Still, most agreed that a little self-irony can score a candidate major points with voters.
"It's the same drill as junior high school," said Mark Katz, a humor writer for President Clinton. "Everyone wants to be in on the joke and no one wants the joke to be about them."
The big news on the political humor front was First Lady Hillary Clinton's appearance last week on the Late Show with David Letterman, and Koppel pointed out other successful comedy moments - such as when President Clinton went on Imus in the Morning and called himself "Bubba."
"There are gains from going on such shows with such people," said Cavett. "It might come out badly, but the odds are that you're going to score a great benefit, that millions of people out there will say 'hey, she's got a sense of humor.'"
The day-long forum also featured a panel on Following the Money: Covering Campaign Finance, moderated by Gwen Ifill of PBS' The NewsHour with Jim Lehrer and Washington Week in Review . Participants, who included U.S. Sen.

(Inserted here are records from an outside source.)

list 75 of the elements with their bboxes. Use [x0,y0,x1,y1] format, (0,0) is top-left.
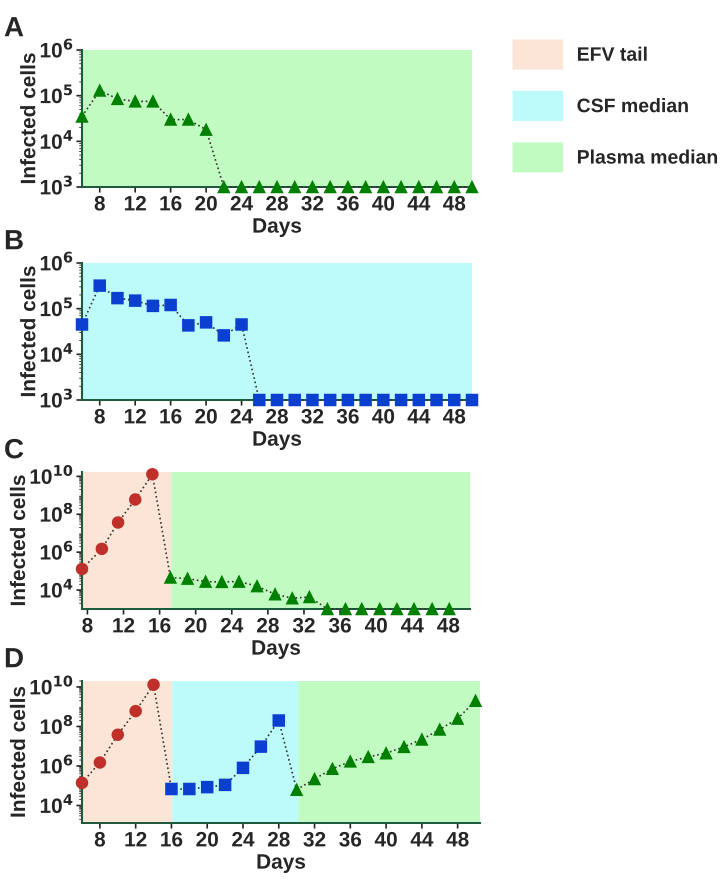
y-tick-label: 10$^{8}$ [40,715,72,734]
x-tick-label: 12 [124,196,146,210]
chart-title: D [6,648,23,668]
y-tick-label: 10$^{8}$ [40,502,72,522]
x-tick-label: 20 [195,408,217,424]
x-tick-label: 20 [184,618,206,633]
chart-title: C [5,438,24,459]
x-tick-label: 32 [301,196,324,211]
x-tick-label: 44 [410,832,434,846]
x-tick-label: 8 [94,408,105,424]
x-tick-label: 20 [195,196,217,211]
y-tick-label: 10$^{5}$ [40,84,72,104]
x-tick-label: 24 [230,408,254,424]
x-tick-label: 28 [257,618,279,633]
y-tick-label: 10$^{5}$ [40,297,72,316]
x-tick-label: 24 [220,618,244,632]
x-tick-label: 12 [113,618,134,632]
y-tick-label: 10$^{3}$ [40,388,72,408]
x-axis-title: Days [253,218,302,237]
y-tick-label: 10$^{10}$ [30,464,72,484]
y-tick-label: 10$^{6}$ [40,754,72,774]
x-tick-label: 32 [292,618,315,633]
x-tick-label: 36 [336,196,359,211]
x-tick-label: 24 [230,196,254,210]
x-tick-label: 32 [303,832,326,847]
x-tick-label: 48 [446,832,469,847]
y-tick-label: 10$^{4}$ [40,794,72,814]
x-tick-label: 40 [364,618,387,633]
x-axis-title: Days [253,431,302,450]
x-tick-label: 44 [408,409,430,424]
x-tick-label: 8 [94,196,105,211]
x-tick-label: 40 [372,408,394,424]
x-tick-label: 48 [443,196,466,211]
x-tick-label: 48 [443,408,466,424]
x-tick-label: 16 [149,618,170,633]
x-tick-label: 20 [196,832,218,847]
x-tick-label: 32 [301,408,324,424]
chart-title: A [4,17,24,36]
x-tick-label: 16 [160,196,182,211]
x-tick-label: 12 [125,832,146,846]
y-tick-label: 10$^{3}$ [40,176,72,195]
x-tick-label: 36 [336,408,359,424]
x-tick-label: 48 [437,618,460,633]
x-tick-label: 36 [339,832,362,847]
y-tick-label: 10$^{4}$ [40,343,72,362]
x-axis-title: Days [257,854,306,873]
y-tick-label: 10$^{6}$ [40,540,72,560]
y-axis-title: Infected cells [10,686,26,817]
x-tick-label: 16 [161,832,182,847]
x-tick-label: 8 [94,832,106,847]
x-axis-title: Days [252,640,300,659]
x-tick-label: 8 [82,618,93,633]
x-tick-label: 28 [266,408,288,424]
y-tick-label: 10$^{6}$ [40,38,72,58]
legend-label: EFV tail [578,46,647,61]
x-tick-label: 44 [400,618,424,632]
legend-label: Plasma median [578,149,718,164]
x-tick-label: 40 [374,832,397,847]
x-tick-label: 40 [372,196,394,211]
x-tick-label: 44 [408,196,430,210]
x-tick-label: 36 [328,618,351,633]
x-tick-label: 28 [268,832,290,847]
y-tick-label: 10$^{10}$ [30,676,72,695]
y-tick-label: 10$^{6}$ [40,252,72,271]
x-tick-label: 28 [266,196,288,211]
x-tick-label: 24 [232,832,254,846]
chart-title: B [6,230,23,250]
y-axis-title: Infected cells [20,53,36,184]
y-axis-title: Infected cells [10,475,26,606]
y-tick-label: 10$^{4}$ [40,578,72,598]
y-tick-label: 10$^{4}$ [40,130,72,149]
y-axis-title: Infected cells [20,266,36,396]
x-tick-label: 16 [160,408,182,424]
legend-label: CSF median [577,98,688,112]
x-tick-label: 12 [124,408,146,424]
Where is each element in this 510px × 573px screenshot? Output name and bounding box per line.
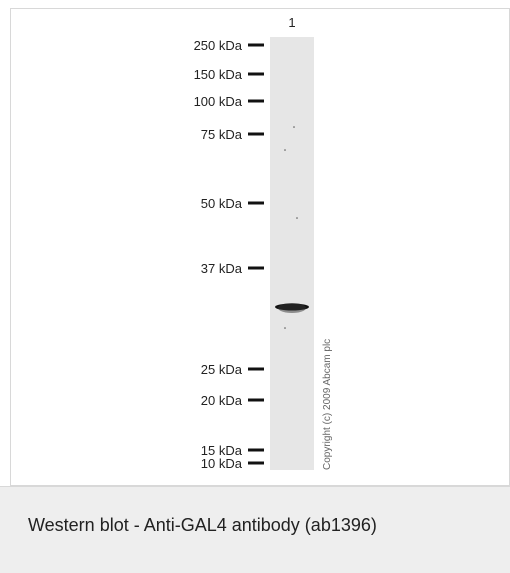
marker-label: 10 kDa <box>201 456 243 471</box>
marker-label: 50 kDa <box>201 196 243 211</box>
marker-dash <box>248 201 264 205</box>
blot-figure: 1 Copyright (c) 2009 Abcam plc 250 kDa 15… <box>10 8 510 486</box>
marker-label: 250 kDa <box>194 38 243 53</box>
band-halo <box>278 303 306 313</box>
marker-label: 150 kDa <box>194 67 243 82</box>
marker-label: 37 kDa <box>201 261 243 276</box>
marker-dash <box>248 266 264 270</box>
speck <box>284 149 286 151</box>
marker-label: 100 kDa <box>194 94 243 109</box>
lane <box>270 37 314 470</box>
marker-dash <box>248 72 264 76</box>
marker-dash <box>248 99 264 103</box>
marker-dash <box>248 367 264 371</box>
marker-dash <box>248 461 264 465</box>
marker-label: 20 kDa <box>201 393 243 408</box>
marker-label: 25 kDa <box>201 362 243 377</box>
copyright: Copyright (c) 2009 Abcam plc <box>322 339 333 470</box>
speck <box>293 126 295 128</box>
marker-label: 75 kDa <box>201 127 243 142</box>
speck <box>296 217 298 219</box>
caption-bar: Western blot - Anti-GAL4 antibody (ab139… <box>0 486 510 573</box>
marker-dash <box>248 448 264 452</box>
marker-dash <box>248 398 264 402</box>
marker-label: 15 kDa <box>201 443 243 458</box>
figure-frame <box>10 8 510 486</box>
caption: Western blot - Anti-GAL4 antibody (ab139… <box>28 515 377 535</box>
lane-label: 1 <box>288 15 295 30</box>
marker-dash <box>248 132 264 136</box>
marker-dash <box>248 43 264 47</box>
speck <box>284 327 286 329</box>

Russell Feingold (D-WI); Peter Overby of National Public Radio; and Paul Taylor, founder and director of the Alliance for Better Campaigns, cashed in on whether news outlets are doing a good job of reporting the campaign finance issue.
Taylor, who spent 15 years as a reporter for The Washington Post, said media, particularly broadcast outlets, have failed the public in presenting candidates in any kind of meaningful forum.
"Let's open up a different avenue of communication," he said. "Television is our largest public square, and broadcasters use these airwaves free of charge. But broadcast has consigned presidential discussion to a niche event, to cable stations."
Nicole Gordon, executive director of the New York City Campaign Finance Bureau, portrayed a bleak picture of campaign finance. "As bad as the picture is that is painted by the press of influence of money in politics, it's much worse," she said. Still, she added that while reporters have limited access to information, the press has become overly cynical about changing campaign finance practices.
"I fault the press for buying into the cynical picture of this and not helping the public," she said. "It's not so much that the public is apathetic but that the public feels powerless. People feel like they don't own their government."
And though more solemn discussion touched on voter apathy and a political climate in which there is no galvanizing public issue, the day was not without its laughs: Koppel sang a song he wrote some 30 years ago when he interviewed President Richard Nixon about the Great Wall of China and Rusty Harper, a humorist for the Montana Logging & Ballet Company which has been broadcast regularly on National Public Radio, strummed a guitar and shared a song Montana Logging had written about flag-burning.
"I believe in humor activism," said humorist Kate Clinton. "There's a window of vulnerability that allows people to listen to things they wouldn't necessarily listen to."